While there are philosophical and theological responses to such questions, I think the place to start with this understanding of this God is revealed as the Father of Lights.  Yes, God is a Father, James affirms, but God is the spiritual source and giver of the light of spiritual and moral truth which continues to flow into our lives.   While there are so many amazing gadgets and gifts of human advancement we have in our high tech world, the issue we still face, perhaps more than ever, is will we use them to enhance our lives, or will we destroy ourselves with some of them?   

This is what James is reminding us with this entire discussion of temptation.   When left alone only with our own desires, James says, we can become our own worst enemies.  Without the goodness of God and the source of light and truth,  when human desires conceive and give birth to sin, and when sin is fully grown, sin gives birth to death.   That is the unfolding chain reaction of a life that loses its moral foundation and source of spiritual light.

During the COVID pandemic, as you know, there were all kinds of confusion about the transmission and severity of the virus.  Especially in America, where we highly value individual belief and freedom, sometimes we end up preferring our own versions of the truth.  While there, of course, is great value in freedom, even freedom must be guided by truth.  But who finally decides what the truth is and what the truth means?  Here, I am reminded of some political wisdom, Teresa’s high school civics teacher once gave her class:  Your freedom ends where my freedom begins.
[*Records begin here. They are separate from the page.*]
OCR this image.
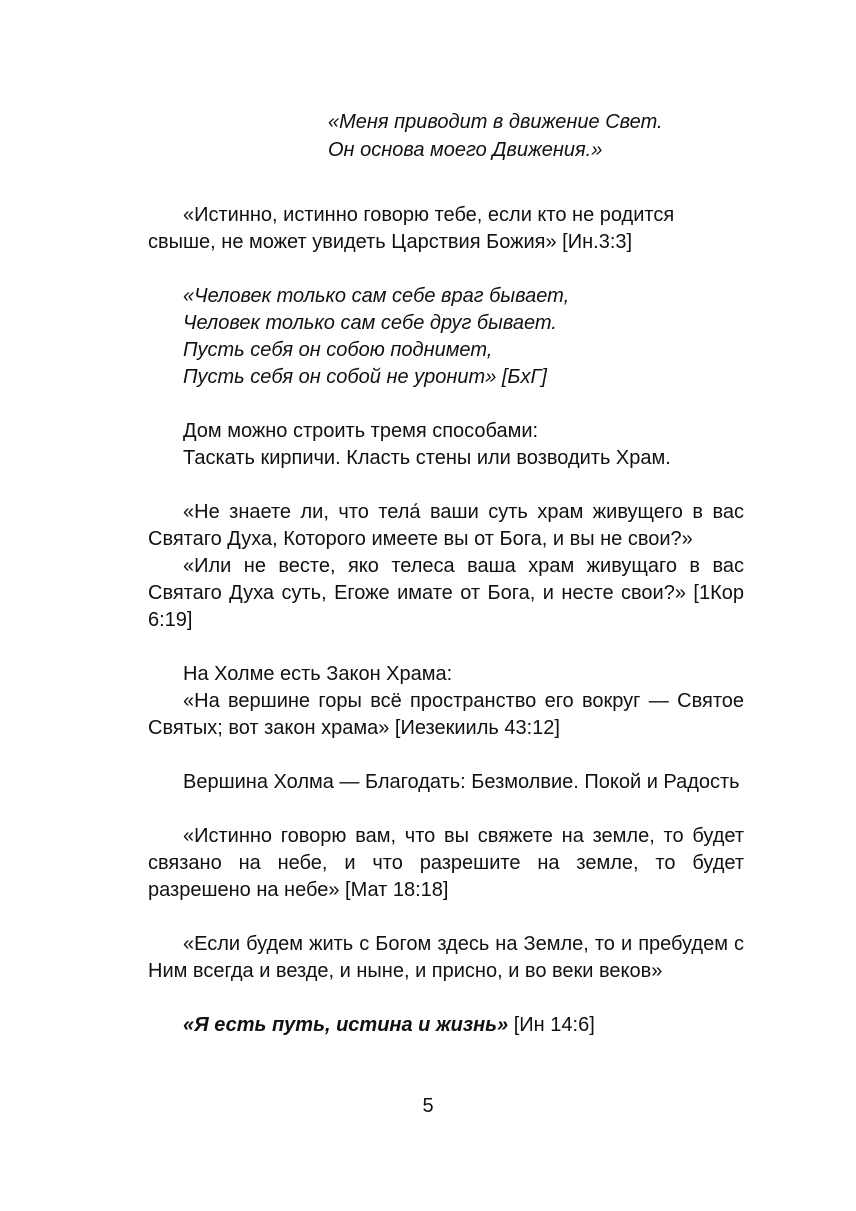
«Меня приводит в движение Свет.
Он основа моего Движения.»

«Истинно, истинно говорю тебе, если кто не родится свыше, не может увидеть Царствия Божия» [Ин.3:3]

«Человек только сам себе враг бывает,
Человек только сам себе друг бывает.
Пусть себя он собою поднимет,
Пусть себя он собой не уронит» [БхГ]
Дом можно строить тремя способами:
Таскать кирпичи. Класть стены или возводить Храм.

«Не знаете ли, что тела́ ваши суть храм живущего в вас Святаго Духа, Которого имеете вы от Бога, и вы не свои?»

«Или не весте, яко телеса ваша храм живущаго в вас Святаго Духа суть, Егоже имате от Бога, и несте свои?» [1Кор 6:19]

На Холме есть Закон Храма:

«На вершине горы всё пространство его вокруг — Святое Святых; вот закон храма» [Иезекииль 43:12]

Вершина Холма — Благодать: Безмолвие. Покой и Радость

«Истинно говорю вам, что вы свяжете на земле, то будет связано на небе, и что разрешите на земле, то будет разрешено на небе» [Мат 18:18]

«Если будем жить с Богом здесь на Земле, то и пребудем с Ним всегда и везде, и ныне, и присно, и во веки веков»

«Я есть путь, истина и жизнь» [Ин 14:6]

5
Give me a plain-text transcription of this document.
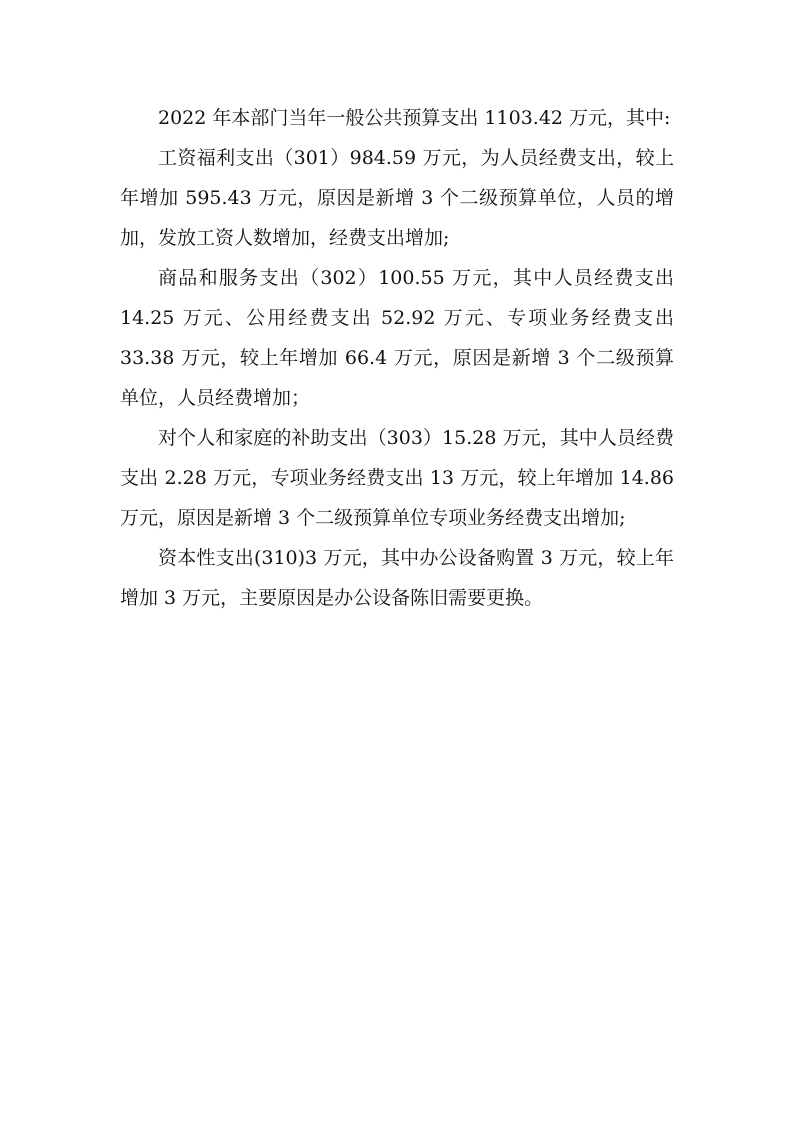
2022 年本部门当年一般公共预算支出 1103.42 万元，其中:

工资福利支出（301）984.59 万元，为人员经费支出，较上年增加 595.43 万元，原因是新增 3 个二级预算单位，人员的增加，发放工资人数增加，经费支出增加;

商品和服务支出（302）100.55 万元，其中人员经费支出 14.25 万元、公用经费支出 52.92 万元、专项业务经费支出 33.38 万元，较上年增加 66.4 万元，原因是新增 3 个二级预算单位，人员经费增加；

对个人和家庭的补助支出（303）15.28 万元，其中人员经费支出 2.28 万元，专项业务经费支出 13 万元，较上年增加 14.86 万元，原因是新增 3 个二级预算单位专项业务经费支出增加;

资本性支出(310)3 万元，其中办公设备购置 3 万元，较上年增加 3 万元，主要原因是办公设备陈旧需要更换。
His point was that true freedom includes other responsibilities.  In other words, true freedom must consider and respond to truth outside of our own personal perspectives. 

What James affirms here is that this God of Israel is calling us through our own God given freedoms to choose the good.   This good is revealed to us through the light, the truth and the purposes that God has revealed to us through his law, his love, his mercy and his grace.  How do we know this light is true?  How do we know this God still matters?  Well, you cannot know God unless God reveals himself.   We do not determine the truth of God through any kind of human reason or logic.   Since this God is from above--- or from beyond all human ideas or concepts, the true God can only be fully known by deciding, in our freedom, to live in the light of his love and truth.   His truth is proven in us when we endure temptation and stand the test our hearts open up to the promise of his love.   Amen.